Another gray day. But the wind is not blowing. As we pull into the driveway, there is bird motion to our left . . . and there go two doves. But they aren't quite right to be mourning doves. A bit too large. Note the tails -- not narrow and pointed but squared off with a broad white band. In flight, I can see that the white is on the outer edges of the gray tail. But more are in the driveway . . . I count 14! They all land in the cottonwood tree nearest the driveway. They're docile enough just sitting there, so I can get a good look. The undertail shows a great deal of white. Eurasian collared doves for sure!
These pigeon-like birds have become more common in our area over the past few years just as they have in many places. They were released in the Bahamas in the mid-1970s and were first documented in Florida in 1982. Now they are everywhere! Yet we know little about the effects on other birds. Cornell Lab of Ornithology did a study in 2009 analyzing Feeder Watch reports of the effects of Eurasian collared dove on similar species in Florida (mourning dove, common ground doves, white-winged doves and ordinary pigeons). Although the Eurasian collared dove is known to be aggressive, there seemed to be little effect on the other species.
In our area, I've not seen collared dove aggression but there seem to be fewer mourning doves. A comparison of sizes indicates to me that mere size could cause a decline of the mourning doves.
Mourning Dove:length=12 inches, wingspan=18, weight=4.2 ounces
Collared Dove:length=13 inches, wingspan=22, weight=7 ounces
It always amazes me to think about how small birds are and an inch or two can be very costly for the smaller bird. Note that the mourning dove is about half the weight of the collared.

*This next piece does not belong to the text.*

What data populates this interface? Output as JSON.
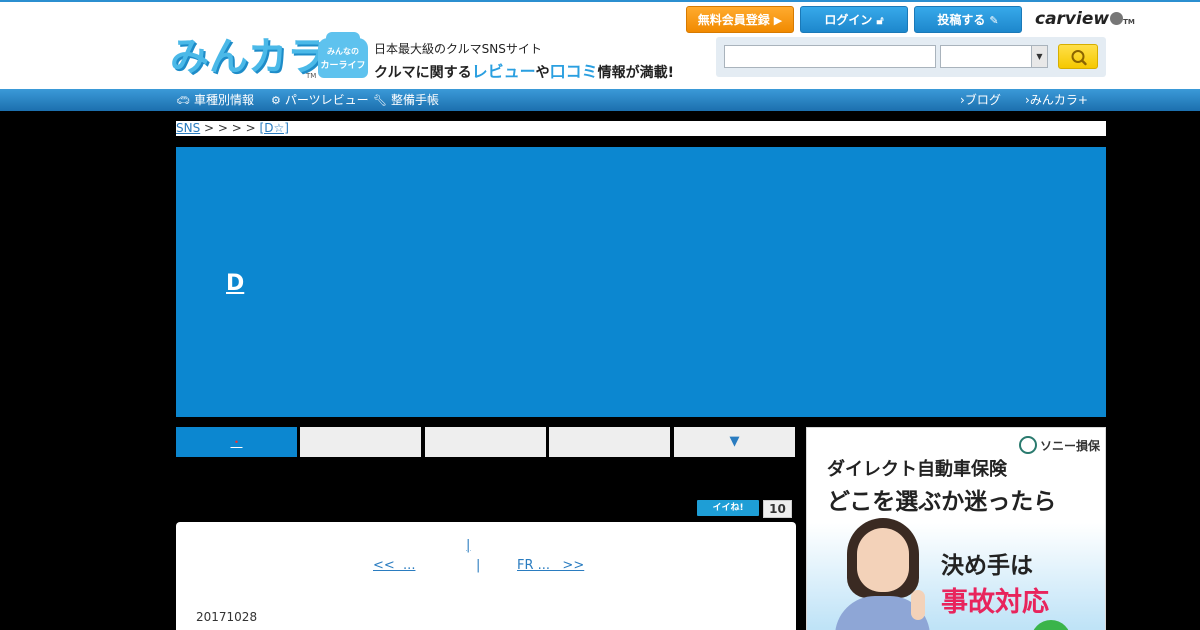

Both birds may be found in the suburbs or in rural areas and their calls are similar with both sounding a series of "coo." The Eurasians' sounds are on the same pitch while the second call is higher and stronger with the mourning doves'. If you listen closely you can probably distinguish the two calls. And sadly, I hear Eurasian collared calls more frequently than our native mourning dove calls. More often than not, when I see a flash of white going into the neighbors' trees or gray birds with a squared-off tail sitting on a power lines, it's Eurasian collared dove. Yes, they are an invasive species!